Choose a fruit or vegetable & add to meals & snacks – Vegetables and fruits are part of the carbohydrate family of preferred foods that you want to make part of your daily nutritional intake. Vegetables and fruits are low-carb, low-calorie and full of nutrients to keep you satisfied and on track with your macronutrient intake.

Enjoy healthy oils & fats! – FAT DOES NOT MAKE YOU FAT!!! In fact your body needs fat as energy to rid your body of unwanted fat tissue. Introduce olive oil, coconut oil, flaxseed oil, raw nuts and seeds, avocados and omega 3 fish oils to your dietary intake.
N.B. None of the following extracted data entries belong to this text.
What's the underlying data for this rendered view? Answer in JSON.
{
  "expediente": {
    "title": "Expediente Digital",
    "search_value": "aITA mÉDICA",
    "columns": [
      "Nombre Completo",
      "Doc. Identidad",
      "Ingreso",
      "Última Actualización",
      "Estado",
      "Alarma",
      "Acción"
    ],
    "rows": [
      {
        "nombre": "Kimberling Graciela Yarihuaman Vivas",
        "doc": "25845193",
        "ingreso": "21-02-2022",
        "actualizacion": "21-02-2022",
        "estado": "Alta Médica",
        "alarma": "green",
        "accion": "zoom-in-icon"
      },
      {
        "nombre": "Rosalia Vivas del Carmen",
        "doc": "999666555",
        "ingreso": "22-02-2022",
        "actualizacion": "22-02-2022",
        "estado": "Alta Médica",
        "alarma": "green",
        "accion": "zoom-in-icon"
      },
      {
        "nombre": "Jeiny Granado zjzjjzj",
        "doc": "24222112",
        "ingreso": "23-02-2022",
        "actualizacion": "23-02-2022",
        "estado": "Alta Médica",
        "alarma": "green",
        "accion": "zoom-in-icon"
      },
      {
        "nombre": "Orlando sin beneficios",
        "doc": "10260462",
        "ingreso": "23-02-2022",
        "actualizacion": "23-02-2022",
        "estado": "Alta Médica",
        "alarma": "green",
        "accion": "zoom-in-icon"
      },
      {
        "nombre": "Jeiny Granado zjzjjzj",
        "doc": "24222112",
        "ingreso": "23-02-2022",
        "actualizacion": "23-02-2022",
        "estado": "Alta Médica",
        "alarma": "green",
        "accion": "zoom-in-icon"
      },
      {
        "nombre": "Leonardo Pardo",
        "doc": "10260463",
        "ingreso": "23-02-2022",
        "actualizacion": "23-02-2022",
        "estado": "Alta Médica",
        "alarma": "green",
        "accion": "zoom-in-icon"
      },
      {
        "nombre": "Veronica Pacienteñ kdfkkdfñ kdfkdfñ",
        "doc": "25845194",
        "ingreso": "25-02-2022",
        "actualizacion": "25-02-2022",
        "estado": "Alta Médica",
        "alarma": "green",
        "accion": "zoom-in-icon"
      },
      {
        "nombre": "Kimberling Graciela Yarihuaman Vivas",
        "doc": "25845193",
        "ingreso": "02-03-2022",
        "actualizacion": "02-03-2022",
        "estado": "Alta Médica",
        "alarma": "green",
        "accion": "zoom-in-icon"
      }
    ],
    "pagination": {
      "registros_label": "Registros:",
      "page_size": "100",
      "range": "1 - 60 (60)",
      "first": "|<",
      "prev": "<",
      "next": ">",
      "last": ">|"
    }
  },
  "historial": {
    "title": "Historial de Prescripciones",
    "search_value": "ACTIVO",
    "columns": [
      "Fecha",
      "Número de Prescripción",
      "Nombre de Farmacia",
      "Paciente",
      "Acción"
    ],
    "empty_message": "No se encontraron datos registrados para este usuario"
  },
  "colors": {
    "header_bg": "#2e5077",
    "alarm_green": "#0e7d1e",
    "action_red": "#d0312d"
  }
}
Substitute processed foods containing carbohydrates for whole-grain foods containing carbohydrates –  This means eliminating “white”, “refined”, “processed” foods and replacing with choices such as whole-grain corn, popcorn, whole oats, brown rice, whole rye, whole-grain barley, wild rice, buckwheat, cracked wheat, millet, quinoa and 100% whole wheat flour to your dietary intake. Reap the benefits of added micronutrients and soluble fibers

PS: Try EZEKIEL BREAD – 100% Sprouted Grains (added protein too).

SUGAR INFUSED BEVERAGES ARE A NO! NO! Get away from soda, even sucralose, aspartame infused diet soda, fruit juices or sports drinks, etc.

WATER. WATER. WATER.  In my experience based on earlier readings a beneficial target to reach for in daily water consumption is 1/2 your body weight in fluid ounces. Hypothetically speaking, If an individual weighed 200lbs, consuming 100oz of water per day would be an efficient amount of consumption. FYI: 1Gallon of Water = 128 fluid ounces. Drinking water will aid in body fat reduction and help facilitate the body’s normal everyday functions.

Choose a multi-vitamin & fish oil to supplement your daily dietary intake – Vitamins can help make sure you are getting your necessary micronutrient intake to help support everyday body functions. Fish oils can aid in joint care and in the prevention of many diseases.

TRACK YOUR FOOD INTAKE – Keep yourself accountable. When you cannot tangibly look at what you have ingested through the course of a day, it is very easy for your justification system to take over and make just about anything you choose “OKAY” to eat. Ex/”well I raked the leaves…so I can have this cupcake.” Eat it, Write It. Own it.

Nutritional Accountability = Nutritional Understanding = Nutritional Control.